Sunday, December 30, 2012

Logging Key Events on Mac OS X with JNA

In the previous post I introduced the APIs available in Mac OS X to get access to key events. The task was to write a small Eclipse plugin to log all keystrokes including hot-keys issued by the user while using the IDE. To my knowledge, this is not possible just using Java. The basic idea was to use JNA in order to call the native Objective-C APIs to log the key events.

Road Blocks

The first thing I tried was to write a simple call to Cocoa's NSEvent API (as outlined last time) via JNA. As a reminder, the goal was to implement this one-liner in JNA:

    [NSEvent addLocalMonitorForEventsMatchingMask:NSKeyDownMask 
                                          handler:
      ^NSEvent *(NSEvent * event) {
       /**
        * Here goes your logging...
        */
        return event;
    } ];

Easy, right?

Not quite so easy, as I had to find out. First it's Objective-C: You can't do it in JNA out of the box. As you may know, a message in Objective-C is sent to a class ( javaish: a static method is called ) like this:

   [classname messagename:argument]

The compiler translates this into something that could also be expressed as:

   Class cls = objc_getclass(classname);
   SEL selector = sel_registerName(messagename);
   objc_msgSend(cls, selector, argument);

It starts by looking up the class in the Objective-C runtime (l.1: objc_getclass). Then (l.2), sel_registerName registers a message name with the runtime. In our case, the message has already been registered (remember we are trying to call an existing API), so this function just returns the so called selector identifying the message. The last call actually tries to send the message to the class as the receiver.

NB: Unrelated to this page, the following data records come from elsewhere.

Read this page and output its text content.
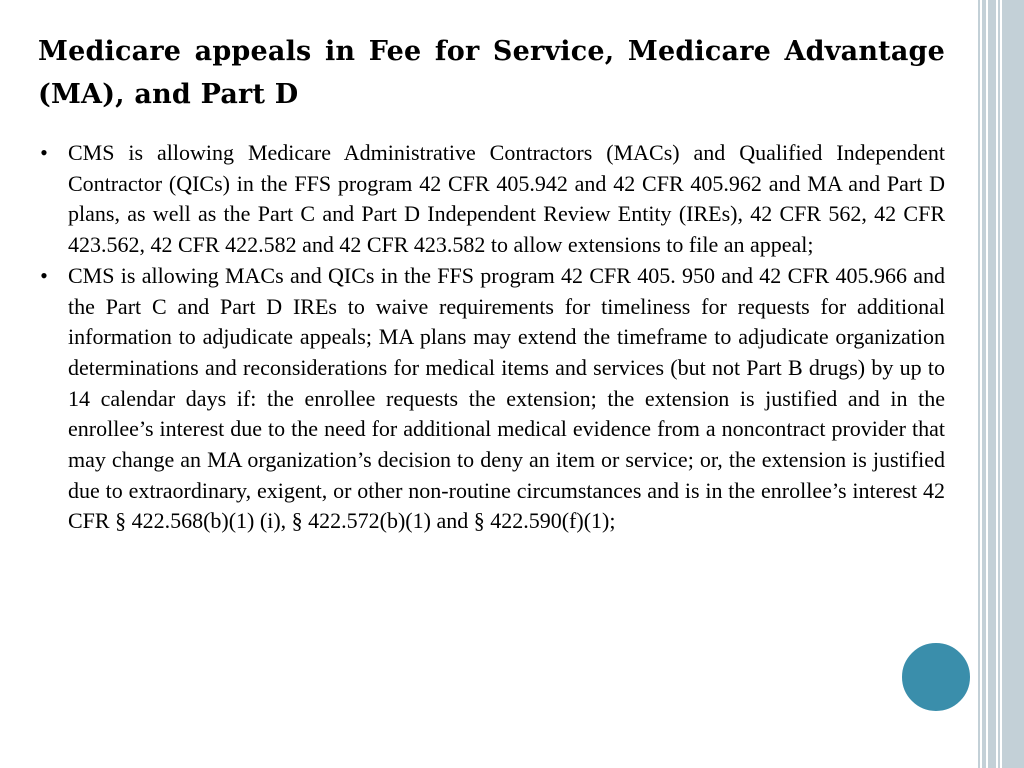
Medicare appeals in Fee for Service, Medicare Advantage (MA), and Part D
• CMS is allowing Medicare Administrative Contractors (MACs) and Qualified Independent Contractor (QICs) in the FFS program 42 CFR 405.942 and 42 CFR 405.962 and MA and Part D plans, as well as the Part C and Part D Independent Review Entity (IREs), 42 CFR 562, 42 CFR 423.562, 42 CFR 422.582 and 42 CFR 423.582 to allow extensions to file an appeal;
• CMS is allowing MACs and QICs in the FFS program 42 CFR 405. 950 and 42 CFR 405.966 and the Part C and Part D IREs to waive requirements for timeliness for requests for additional information to adjudicate appeals; MA plans may extend the timeframe to adjudicate organization determinations and reconsiderations for medical items and services (but not Part B drugs) by up to 14 calendar days if: the enrollee requests the extension; the extension is justified and in the enrollee’s interest due to the need for additional medical evidence from a noncontract provider that may change an MA organization’s decision to deny an item or service; or, the extension is justified due to extraordinary, exigent, or other non-routine circumstances and is in the enrollee’s interest 42 CFR § 422.568(b)(1) (i), § 422.572(b)(1) and § 422.590(f)(1);
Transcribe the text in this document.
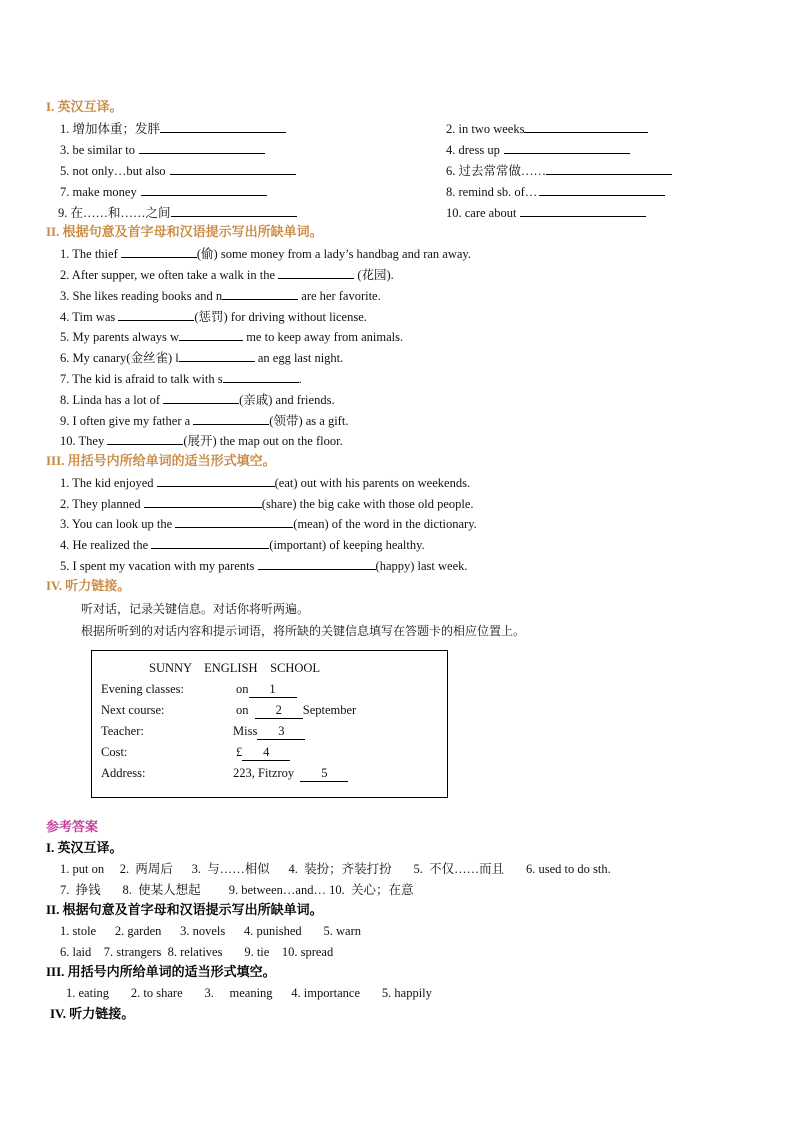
I. 英汉互译。
1. 增加体重；发胖	2. in two weeks
3. be similar to	4. dress up
5. not only…but also	6. 过去常常做……
7. make money	8. remind sb. of…
9. 在……和……之间	10. care about
II. 根据句意及首字母和汉语提示写出所缺单词。
1. The thief	(偷) some money from a lady’s handbag and ran away.
2. After supper, we often take a walk in the	(花园).
3. She likes reading books and n	are her favorite.
4. Tim was	(惩罚) for driving without license.
5. My parents always w	me to keep away from animals.
6. My canary(金丝雀) l	an egg last night.
7. The kid is afraid to talk with s	.
8. Linda has a lot of	(亲戚) and friends.
9. I often give my father a	(领带) as a gift.
10. They	(展开) the map out on the floor.
III. 用括号内所给单词的适当形式填空。
1. The kid enjoyed	(eat) out with his parents on weekends.
2. They planned	(share) the big cake with those old people.
3. You can look up the	(mean) of the word in the dictionary.
4. He realized the	(important) of keeping healthy.
5. I spent my vacation with my parents	(happy) last week.
IV. 听力链接。
听对话，记录关键信息。对话你将听两遍。
根据所听到的对话内容和提示词语，将所缺的关键信息填写在答题卡的相应位置上。
SUNNY    ENGLISH    SCHOOL
Evening classes:	on 1
Next course:	on  2 September
Teacher:	Miss 3
Cost:	£ 4
Address:	223, Fitzroy  5
参考答案
I. 英汉互译。
1. put on     2.  两周后      3.  与……相似      4.  装扮；齐装打扮       5.  不仅……而且       6. used to do sth.
7.  挣钱       8.  使某人想起         9. between…and… 10.  关心；在意
II. 根据句意及首字母和汉语提示写出所缺单词。
1. stole      2. garden      3. novels      4. punished       5. warn
6. laid    7. strangers  8. relatives       9. tie    10. spread
III. 用括号内所给单词的适当形式填空。
1. eating       2. to share       3.     meaning      4. importance       5. happily
IV. 听力链接。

This API exposes quite clearly the dynamic nature of Objective-C, which is based on message passing to receivers determined at runtime instead of just calling methods on entities defined at compile time.

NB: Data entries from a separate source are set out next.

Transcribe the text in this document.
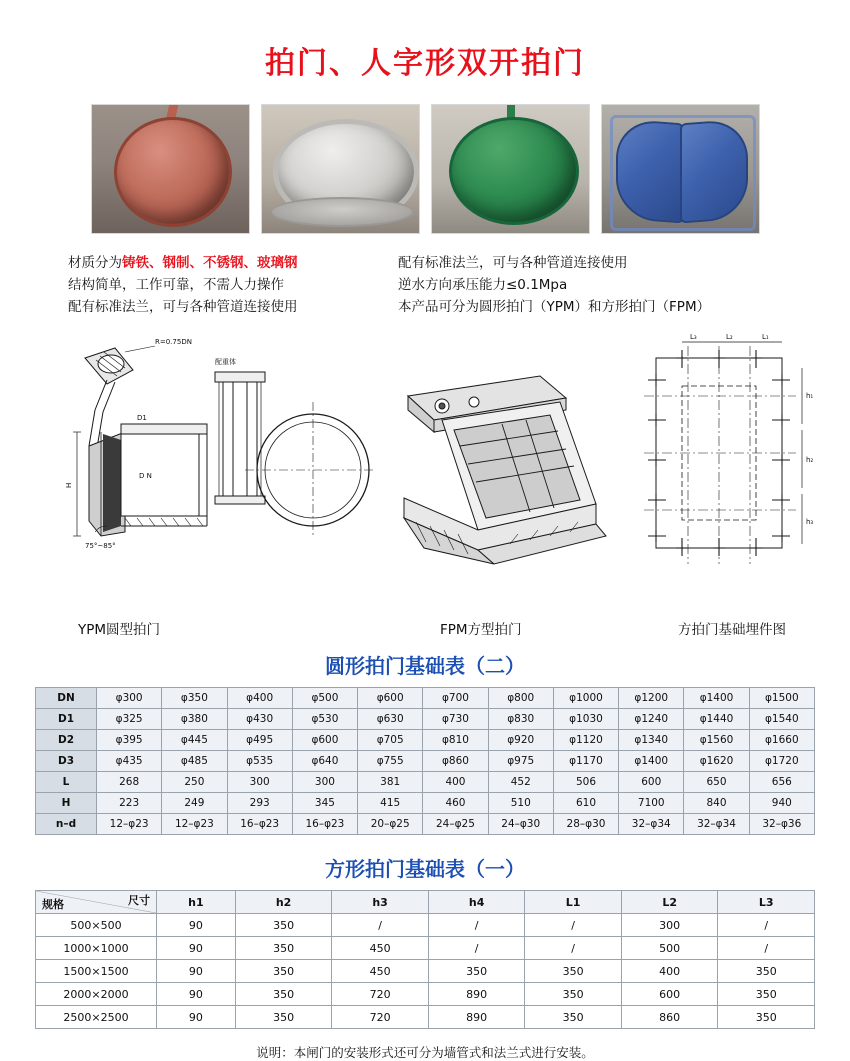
拍门、人字形双开拍门
材质分为铸铁、钢制、不锈钢、玻璃钢
结构简单，工作可靠，不需人力操作
配有标准法兰，可与各种管道连接使用
配有标准法兰，可与各种管道连接使用
逆水方向承压能力≤0.1Mpa
本产品可分为圆形拍门（YPM）和方形拍门（FPM）
R=0.75DN
配重体
75°~85°
H
D N
D1
L₃	L₂	L₁
h₁
h₂
h₃
YPM圆型拍门	FPM方型拍门	方拍门基础埋件图
圆形拍门基础表（二）
DN	φ300	φ350	φ400	φ500	φ600	φ700	φ800	φ1000	φ1200	φ1400	φ1500
D1	φ325	φ380	φ430	φ530	φ630	φ730	φ830	φ1030	φ1240	φ1440	φ1540
D2	φ395	φ445	φ495	φ600	φ705	φ810	φ920	φ1120	φ1340	φ1560	φ1660
D3	φ435	φ485	φ535	φ640	φ755	φ860	φ975	φ1170	φ1400	φ1620	φ1720
L	268	250	300	300	381	400	452	506	600	650	656
H	223	249	293	345	415	460	510	610	7100	840	940
n–d	12–φ23	12–φ23	16–φ23	16–φ23	20–φ25	24–φ25	24–φ30	28–φ30	32–φ34	32–φ34	32–φ36
方形拍门基础表（一）
尺寸
规格	h1	h2	h3	h4	L1	L2	L3
500×500	90	350	/	/	/	300	/
1000×1000	90	350	450	/	/	500	/
1500×1500	90	350	450	350	350	400	350
2000×2000	90	350	720	890	350	600	350
2500×2500	90	350	720	890	350	860	350
说明：本闸门的安装形式还可分为墙管式和法兰式进行安装。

You might wonder why these low-level functions are exposed in the Objective-C runtime at all. The reason is that they allow you to write all sorts of bridging layers between Objective-C and other languages. As a matter of fact, there used to be an Apple-provided Java-Objective-C bridge.

Well, not any more. Java on the desktop seems to be considered legacy technology by Apple. So we have to build all this by hand in JNA. Still no big deal, as we just need the three methods just mentioned out of the runtime API.

import com.sun.jna.Library;
import com.sun.jna.Native;

public interface ObjC extends Library {
 
 public static final ObjC INSTANCE = (ObjC) Native.loadLibrary("objc", ObjC.class);
 
 public void objc_msgSend(Object id, SEL theSelector, Object...objects);
 
 public Class objc_getClass(String name);
 
 public SEL sel_registerName(String str);

}
All there is left to do now is to call [NSEvent addLocalMonitorForEventsMatchingMask: handler:] from Java using the methods now available via JNA.
  ObjC objc = ObjC.INSTANCE;
  Class cls = objc.objc_getClass("NSEvent");
  objc.objc_msgSend(cls, objc.sel_registerName("addLocalMonitorForEventsMatchingMask:handler:"), mask.getMask(), block);  

Brilliant. Except it does not work. Why? Well, if you scroll to the very right in the code snippet—ignoring the mask.getMask() statement to define the event mask—you will notice that the last argument of the method is something I clumsily named block, because it's an Objective-C block acting as the callback when a key event is received. So surely this must work just like a function pointer, I thought. Not quite. Time to look at blocks in more detail.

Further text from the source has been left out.